Sus hijos están en los mejores colegios; jamás les permite vestir sino frac o levita, y a uno de ellos que intenta dejar sus estudios para abrazar la carrera de las armas, lo pone de tambor en un batallón hasta que se arrepienta de su locura. Cuando algún coronel le habla de enrolar en su cuerpo en clase de oficial a alguno de sus hijos: «si fuera en un regimiento mandado por Lavalle--contesta burlándose--, ya; ¡pero en estos cuerpos!...» Si se habla de escritores, ninguno hay que, en su concepto, pueda rivalizar con los Varela, que tanto mal han dicho de él. Los únicos hombres honrados que tiene la República son Rivadavia y Paz: «ambos tenían las más sanas intenciones». A los unitarios sólo exige un secretario como el doctor Ocampo, un político que redacte una Constitución, y con una imprenta se marchará a San Luis, y desde allí la enseñará a toda la República en la punta de una lanza.
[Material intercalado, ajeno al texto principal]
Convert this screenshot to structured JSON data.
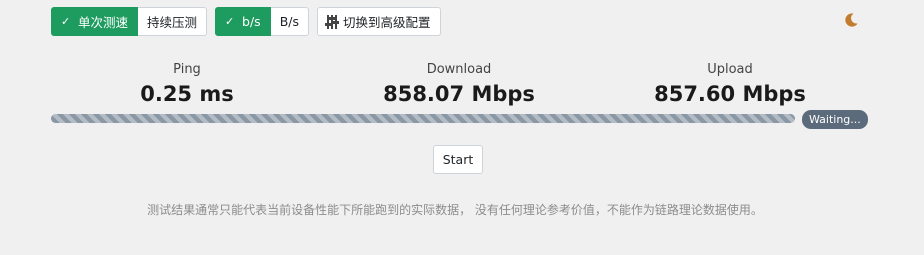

Quiroga, pues, se presenta como el centro de una nueva tentativa de reorganizar la República; y pudiera decirse que conspira abiertamente, si todos estos propósitos, todas aquellas bravatas no careciesen de hechos que viniesen a darles cuerpo. La falta de hábitos de trabajo, la pereza de pastor, la costumbre de esperarlo todo del terror, acaso la novedad del teatro de acción, paralizan su pensamiento, lo mantienen en una expectativa funesta que lo compromete últimamente y lo entrega maniatado a su astuto rival. No han quedado hechos ningunos que acrediten que Quiroga se proponía obrar inmediatamente, si no son sus inteligencias con los gobernadores del interior, y sus indiscretas palabras repetidas por unitarios y federales, sin que los primeros se resuelvan a fiar su suerte en manos como las suyas, ni los federales lo rechacen como desertor de sus filas.

Y mientras tanto que se abandona así a una peligrosa indolencia, ve cada día acercarse la boa que ha de sofocarlo en sus redobladas lazadas. El año 1833, Rosas se hallaba ocupado en su fantástica expedición, y tenía su ejército obrando al sur de Buenos Aires, desde donde observaba al gobierno de Balcarce. La provincia de Buenos Aires presentó poco después uno de los espectáculos más singulares. Me imagino lo que sucedería en la tierra si un poderoso cometa se acercase a ella: al principio, el malestar general; después, rumores sordos, vagos; en seguida, las oscilaciones del globo atraído fuera de su órbita; hasta que al fin los sacudimientos convulsivos, el desplome de las montañas, el cataclismo, traerían el caos que precede a cada una de las creaciones sucesivas de que nuestro globo ha sido teatro.

Tal era la influencia que Rosas ejercía en 1834. El Gobierno de Buenos Aires se sentía cada vez más circunscrito en su acción, más embarazado en su marcha, más dependiente del Héroe del Desierto. Cada comunicación de éste era un reproche dirigido a su Gobierno, una cantidad exorbitante exigida para el ejército, alguna demanda inusitada; luego la campaña no obedecía a la ciudad, y era preciso poner a Rosas la queja de este desacato de sus edictos. Más tarde, la desobediencia entraba en la ciudad misma; últimamente, hombres armados recorrían las calles a caballo disparando tiros, que daban muerte a algunos transeúntes. Esta desorganización de la sociedad iba de día en día aumentándose como un cáncer y avanzando hasta el corazón, si bien podía discernirse el camino que traía desde la tienda de Rosas a la campaña, de la campaña a un barrio de la ciudad, de allí a cierta clase de hombres, los carniceros, que eran los principales instigadores.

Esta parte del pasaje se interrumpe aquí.